Seems like Freelancer meets Space Rangers but it's still way too early to tell.
I haven't played the second one, but it's supposed to be a More Of The Same sequel, so no. Not very much like either of those games. If you know the Star Wolves games, it's somewhat similar to those, though mostly in terms of presentation. SG is a mission-based strategy RPG in Spaaace! Where you control a single ship and upgrade your lasers instead of, say, play a wizard & upgrade fireballs. It's sandbox'y in the same sense that a TES game is: you advance the plot by doing certain missions, but you're mostly free to roam and do a not terribly great variety of not terribly interesting things in-between plot missions.
To call what the game has a difficulty curve is misleading. It's more of a keep-'em-guessing zig-zag of occasional inevitable doom. This is not entirely because of a parade of non-critical bugs & glitches that do things like simultaneously spawn every enemy wave in a mission on top of a mission critical target, and spawn you where one of the enemy waves were supposed to come from. But bugs like that certainly help screw with the difficulty. Worse, though, is that the game has a metric ton of mindless filler combat that won't tax you in any conceivable sense. Well, except maybe your patience.
The setting is reasonably well realised and deeper than it had to be, which is nice. Even if it sometimes gets lost in word salad.
Where SG is similar to Space Rangers, are the VOs and the gibberish. The quality of the dialogue (which there's tonnes of) is mostly passable, but in a few places clearly done by Babelfish. The VOs - all the VOs - are done by stars of the same calibre as the guy who VO'd SR2's intro. To some people this is deeply off-putting, and I guess I can't blame those people. Personally I find it oddly charming and often hilarious.
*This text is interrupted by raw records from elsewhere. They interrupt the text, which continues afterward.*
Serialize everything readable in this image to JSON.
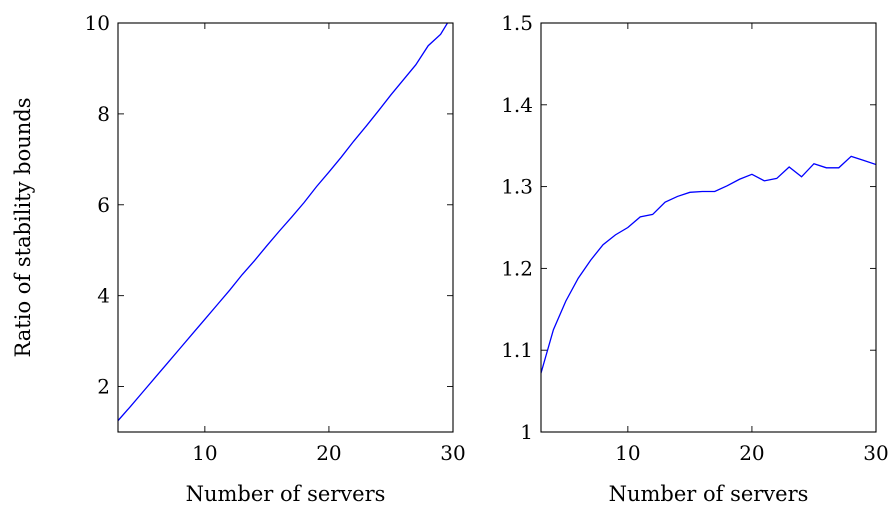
{
  "chart_data": [
    {
      "type": "line",
      "title": "",
      "xlabel": "Number of servers",
      "ylabel": "Ratio of stability bounds",
      "xlim": [
        3,
        30
      ],
      "ylim": [
        1.0,
        10.0
      ],
      "xticks": [
        10,
        20,
        30
      ],
      "yticks": [
        2,
        4,
        6,
        8,
        10
      ],
      "xtick_labels": [
        "10",
        "20",
        "30"
      ],
      "ytick_labels": [
        "2",
        "4",
        "6",
        "8",
        "10"
      ],
      "grid": false,
      "series": [
        {
          "color": "#0000ff",
          "x": [
            3,
            4,
            5,
            6,
            7,
            8,
            9,
            10,
            11,
            12,
            13,
            14,
            15,
            16,
            17,
            18,
            19,
            20,
            21,
            22,
            23,
            24,
            25,
            26,
            27,
            28,
            29,
            30
          ],
          "y": [
            1.25,
            1.56,
            1.88,
            2.2,
            2.52,
            2.84,
            3.16,
            3.48,
            3.8,
            4.12,
            4.46,
            4.77,
            5.1,
            5.42,
            5.73,
            6.05,
            6.4,
            6.72,
            7.05,
            7.4,
            7.73,
            8.07,
            8.42,
            8.75,
            9.08,
            9.5,
            9.75,
            10.2
          ]
        }
      ]
    },
    {
      "type": "line",
      "title": "",
      "xlabel": "Number of servers",
      "ylabel": "",
      "xlim": [
        3,
        30
      ],
      "ylim": [
        1.0,
        1.5
      ],
      "xticks": [
        10,
        20,
        30
      ],
      "yticks": [
        1.0,
        1.1,
        1.2,
        1.3,
        1.4,
        1.5
      ],
      "xtick_labels": [
        "10",
        "20",
        "30"
      ],
      "ytick_labels": [
        "1",
        "1.1",
        "1.2",
        "1.3",
        "1.4",
        "1.5"
      ],
      "grid": false,
      "series": [
        {
          "color": "#0000ff",
          "x": [
            3,
            4,
            5,
            6,
            7,
            8,
            9,
            10,
            11,
            12,
            13,
            14,
            15,
            16,
            17,
            18,
            19,
            20,
            21,
            22,
            23,
            24,
            25,
            26,
            27,
            28,
            29,
            30
          ],
          "y": [
            1.072,
            1.125,
            1.16,
            1.188,
            1.21,
            1.229,
            1.241,
            1.25,
            1.263,
            1.266,
            1.281,
            1.288,
            1.293,
            1.294,
            1.294,
            1.301,
            1.309,
            1.315,
            1.307,
            1.31,
            1.324,
            1.312,
            1.328,
            1.323,
            1.323,
            1.337,
            1.332,
            1.327
          ]
        }
      ]
    }
  ]
}
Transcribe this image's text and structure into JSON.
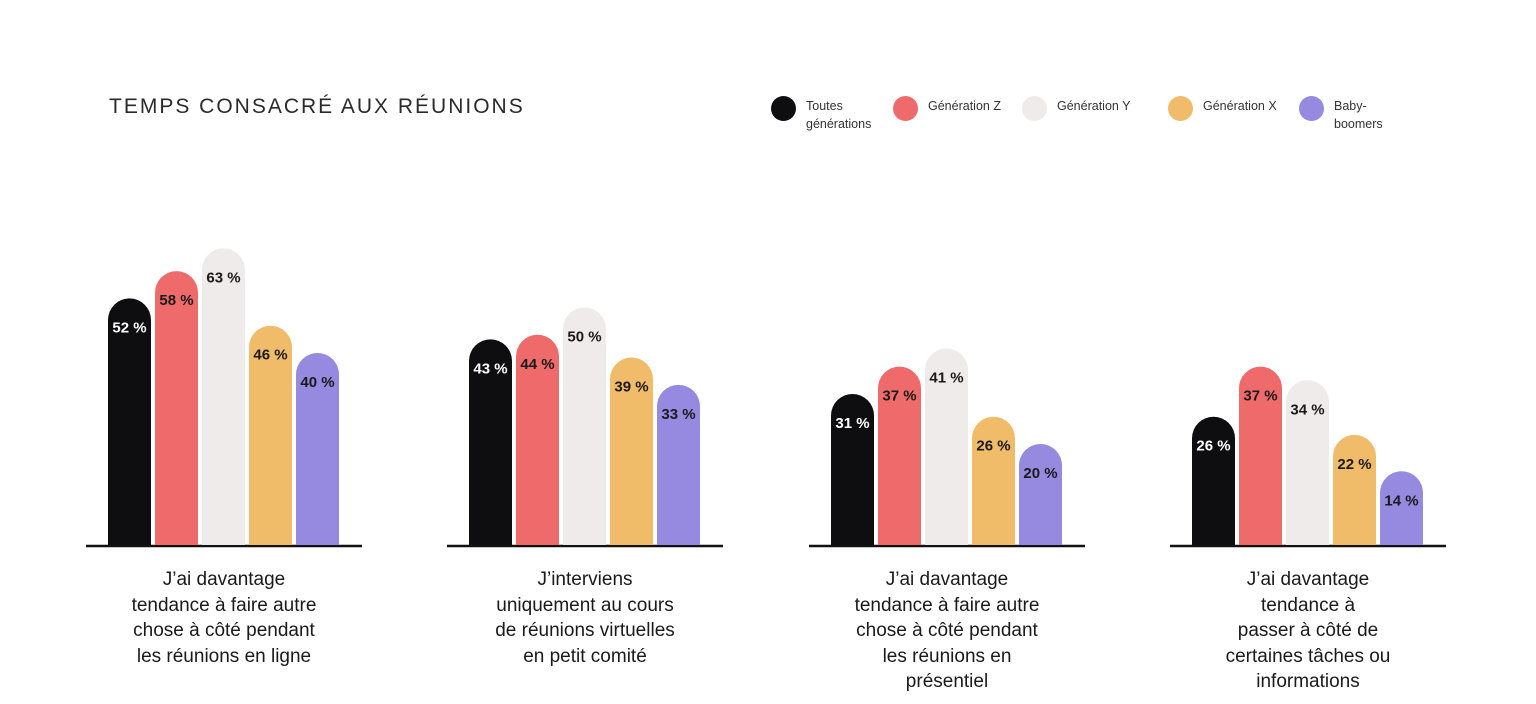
{
  "chart_data": {
    "type": "bar",
    "title": "TEMPS CONSACRÉ AUX RÉUNIONS",
    "categories": [
      "J’ai davantage tendance à faire autre chose à côté pendant les réunions en ligne",
      "J’interviens uniquement au cours de réunions virtuelles en petit comité",
      "J’ai davantage tendance à faire autre chose à côté pendant les réunions en présentiel",
      "J’ai davantage tendance à passer à côté de certaines tâches ou informations"
    ],
    "category_lines": [
      [
        "J’ai davantage",
        "tendance à faire autre",
        "chose à côté pendant",
        "les réunions en ligne"
      ],
      [
        "J’interviens",
        "uniquement au cours",
        "de réunions virtuelles",
        "en petit comité"
      ],
      [
        "J’ai davantage",
        "tendance à faire autre",
        "chose à côté pendant",
        "les réunions en",
        "présentiel"
      ],
      [
        "J’ai davantage",
        "tendance à",
        "passer à côté de",
        "certaines tâches ou",
        "informations"
      ]
    ],
    "series": [
      {
        "name": "Toutes générations",
        "name_lines": [
          "Toutes",
          "générations"
        ],
        "color": "#0e0e10",
        "label_color": "#ffffff",
        "values": [
          52,
          43,
          31,
          26
        ]
      },
      {
        "name": "Génération Z",
        "name_lines": [
          "Génération Z"
        ],
        "color": "#ef6b6b",
        "label_color": "#1a1a1a",
        "values": [
          58,
          44,
          37,
          37
        ]
      },
      {
        "name": "Génération Y",
        "name_lines": [
          "Génération Y"
        ],
        "color": "#eeebea",
        "label_color": "#1a1a1a",
        "values": [
          63,
          50,
          41,
          34
        ]
      },
      {
        "name": "Génération X",
        "name_lines": [
          "Génération X"
        ],
        "color": "#f0bc6a",
        "label_color": "#1a1a1a",
        "values": [
          46,
          39,
          26,
          22
        ]
      },
      {
        "name": "Baby-boomers",
        "name_lines": [
          "Baby-boomers"
        ],
        "color": "#9589e0",
        "label_color": "#1a1a1a",
        "values": [
          40,
          33,
          20,
          14
        ]
      }
    ],
    "value_suffix": " %",
    "ylim": [
      0,
      100
    ],
    "grid": false,
    "legend_position": "top-right",
    "xlabel": "",
    "ylabel": ""
  }
}
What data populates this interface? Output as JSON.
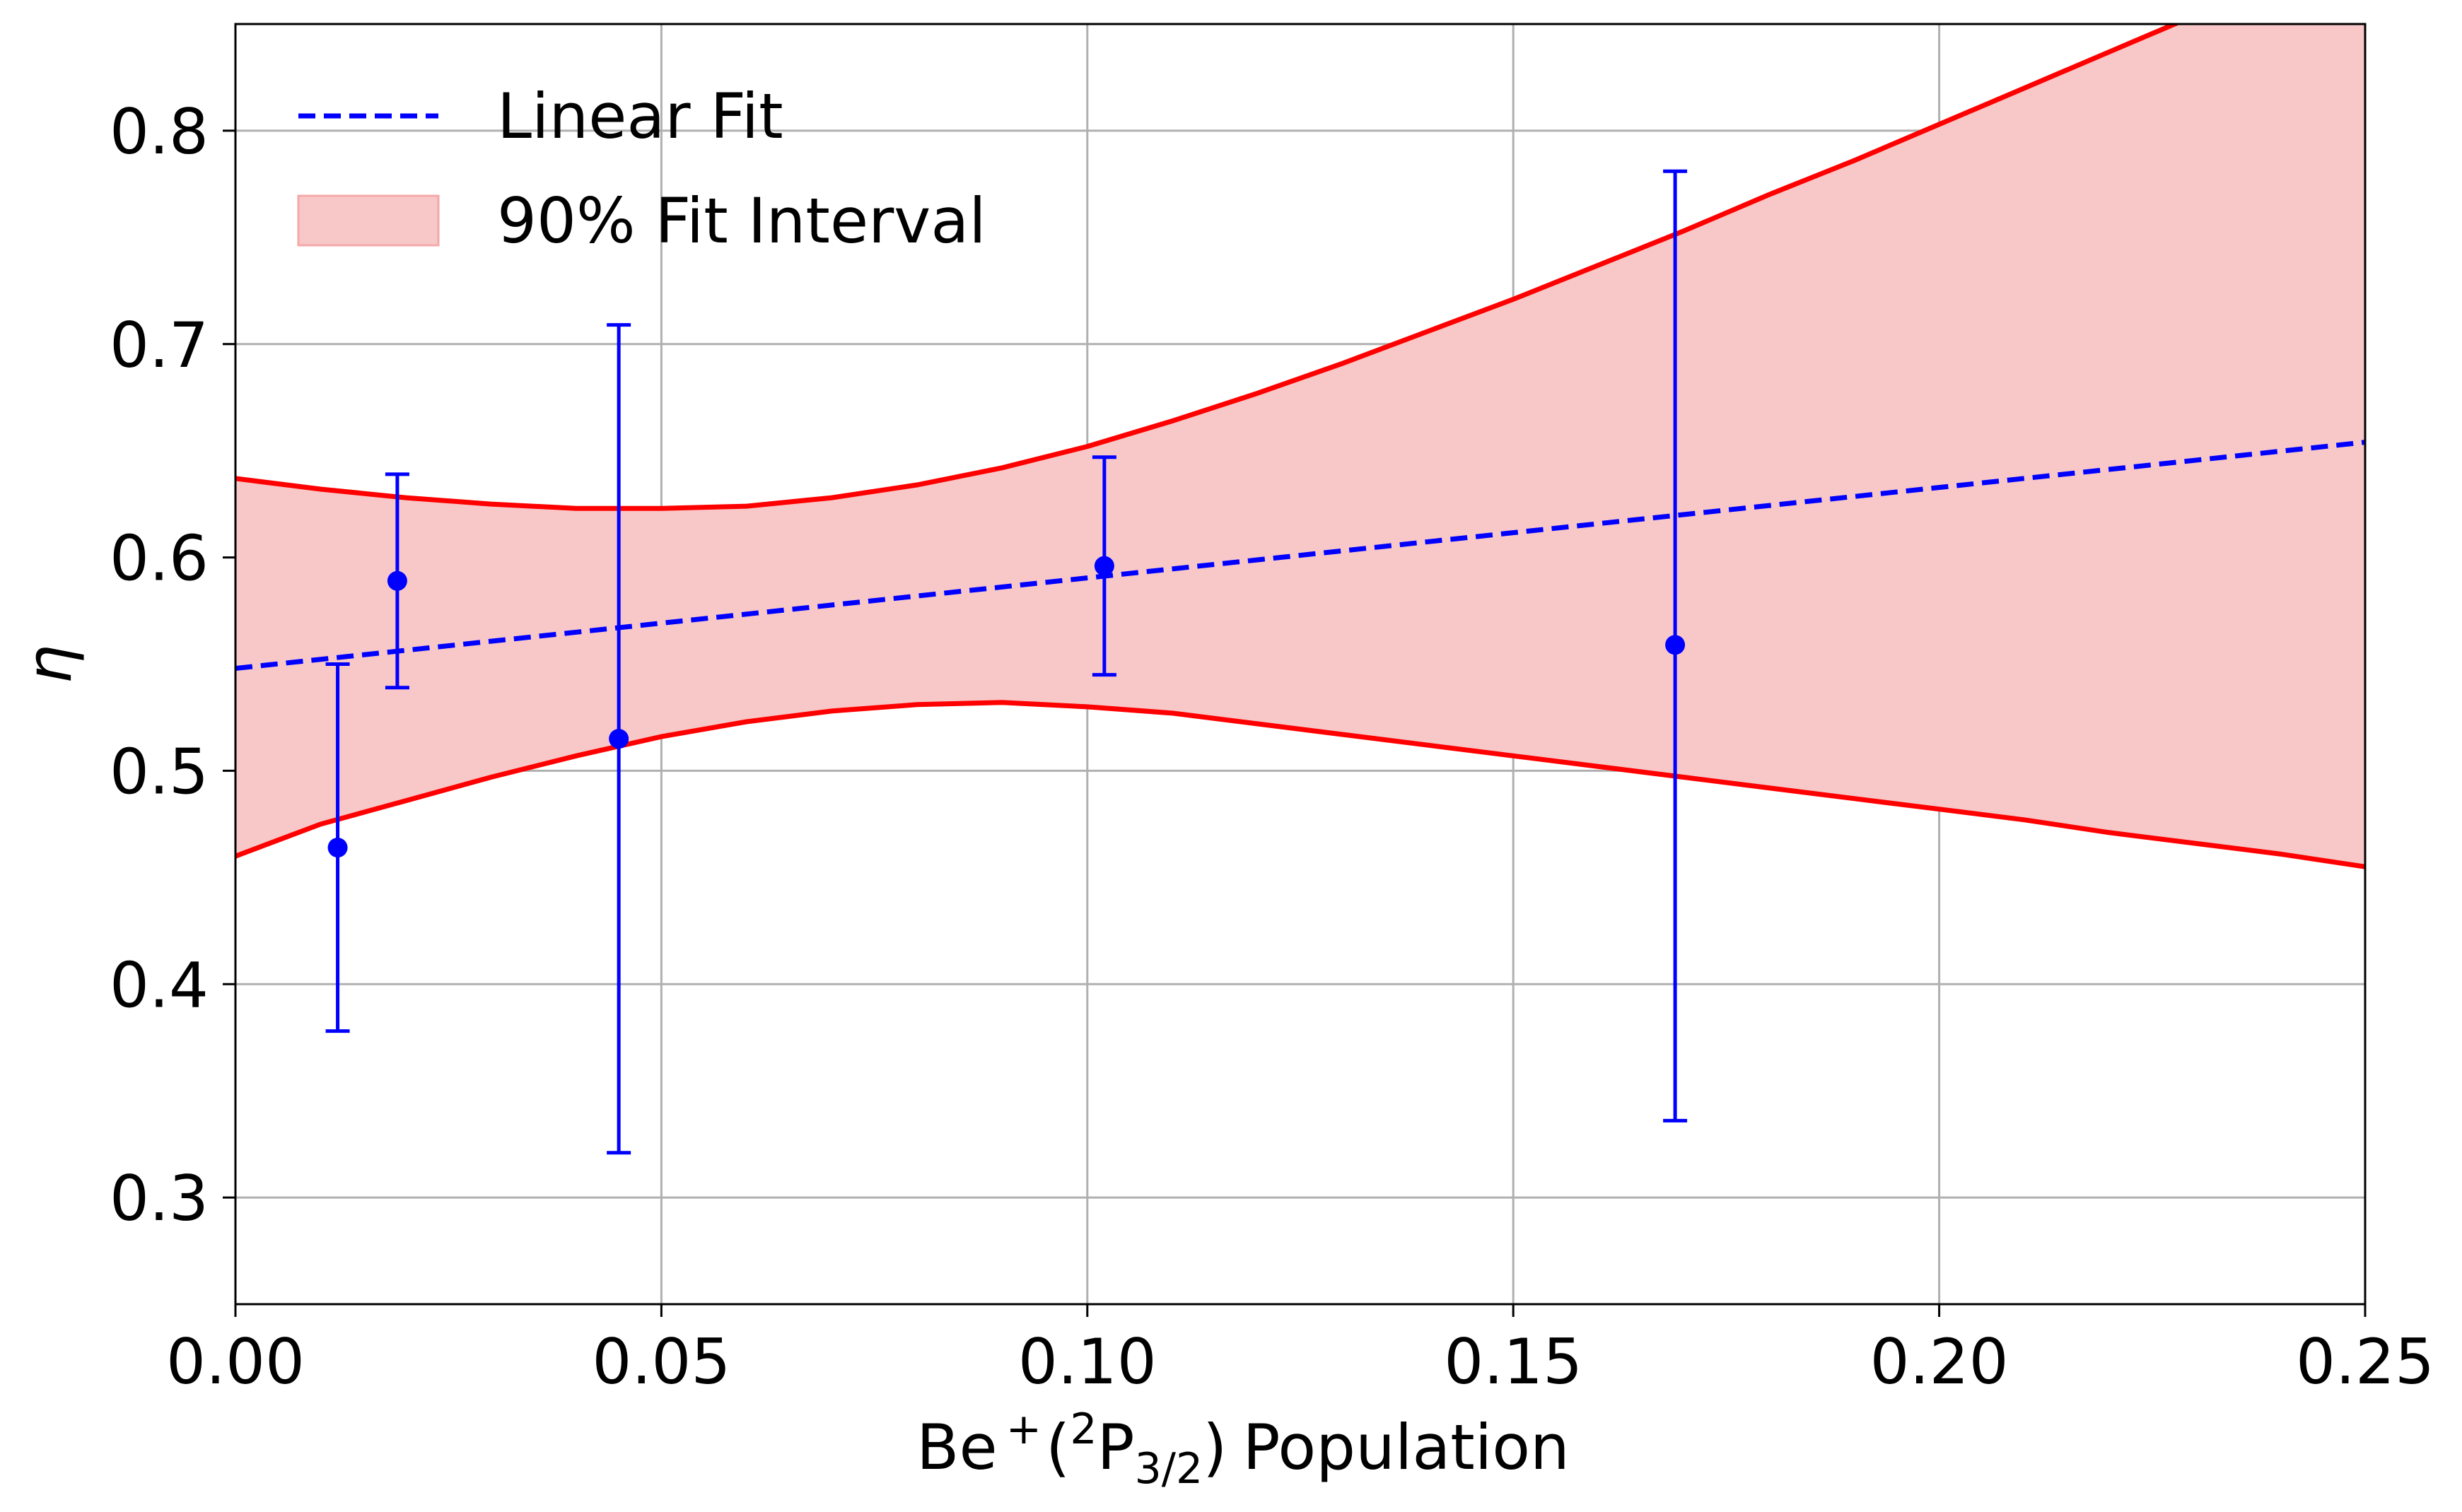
{
  "chart_data": {
    "type": "scatter",
    "xlabel": {
      "base": "Be",
      "charge": "+",
      "paren_open": "(",
      "mult": "2",
      "term": "P",
      "sub": "3/2",
      "paren_close": ")",
      "word": "Population"
    },
    "ylabel": "η",
    "xlim": [
      0.0,
      0.25
    ],
    "ylim": [
      0.25,
      0.85
    ],
    "xticks": [
      0.0,
      0.05,
      0.1,
      0.15,
      0.2,
      0.25
    ],
    "xtick_labels": [
      "0.00",
      "0.05",
      "0.10",
      "0.15",
      "0.20",
      "0.25"
    ],
    "yticks": [
      0.3,
      0.4,
      0.5,
      0.6,
      0.7,
      0.8
    ],
    "ytick_labels": [
      "0.3",
      "0.4",
      "0.5",
      "0.6",
      "0.7",
      "0.8"
    ],
    "grid": true,
    "legend_position": "top-left",
    "legend": {
      "linear_fit": "Linear Fit",
      "interval": "90% Fit Interval"
    },
    "colors": {
      "points": "#0000ff",
      "fit_line": "#0000ff",
      "band_fill": "#f8c8c8",
      "band_edge": "#ff0000",
      "grid": "#b0b0b0"
    },
    "points": [
      {
        "x": 0.012,
        "y": 0.464,
        "ylow": 0.378,
        "yhigh": 0.55
      },
      {
        "x": 0.019,
        "y": 0.589,
        "ylow": 0.539,
        "yhigh": 0.639
      },
      {
        "x": 0.045,
        "y": 0.515,
        "ylow": 0.321,
        "yhigh": 0.709
      },
      {
        "x": 0.102,
        "y": 0.596,
        "ylow": 0.545,
        "yhigh": 0.647
      },
      {
        "x": 0.169,
        "y": 0.559,
        "ylow": 0.336,
        "yhigh": 0.781
      }
    ],
    "linear_fit": {
      "x": [
        0.0,
        0.25
      ],
      "y": [
        0.548,
        0.654
      ]
    },
    "interval": {
      "x": [
        0.0,
        0.01,
        0.02,
        0.03,
        0.04,
        0.05,
        0.06,
        0.07,
        0.08,
        0.09,
        0.1,
        0.11,
        0.12,
        0.13,
        0.14,
        0.15,
        0.16,
        0.17,
        0.18,
        0.19,
        0.2,
        0.21,
        0.22,
        0.23,
        0.24,
        0.25
      ],
      "upper": [
        0.637,
        0.632,
        0.628,
        0.625,
        0.623,
        0.623,
        0.624,
        0.628,
        0.634,
        0.642,
        0.652,
        0.664,
        0.677,
        0.691,
        0.706,
        0.721,
        0.737,
        0.753,
        0.77,
        0.786,
        0.803,
        0.82,
        0.837,
        0.854,
        0.871,
        0.888
      ],
      "lower": [
        0.46,
        0.475,
        0.486,
        0.497,
        0.507,
        0.516,
        0.523,
        0.528,
        0.531,
        0.532,
        0.53,
        0.527,
        0.522,
        0.517,
        0.512,
        0.507,
        0.502,
        0.497,
        0.492,
        0.487,
        0.482,
        0.477,
        0.471,
        0.466,
        0.461,
        0.455
      ]
    }
  }
}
And unlike in SR2 where the gibberish really did make a few things a guessing game, SG1 is never so bad that it doesn't get the critical stuff across.
SG2 seems like it might be pretty decently polished, and the devs have clearly been listening to the players so far. So... Whenever I get around to it - and I will - I expect it to be a far better game.
It should be possible to get SG1 for cheapsies these days, though, so if you're curious I'd throw 5$ at that and consider it a prototype kind of experience of what to expect from SG2.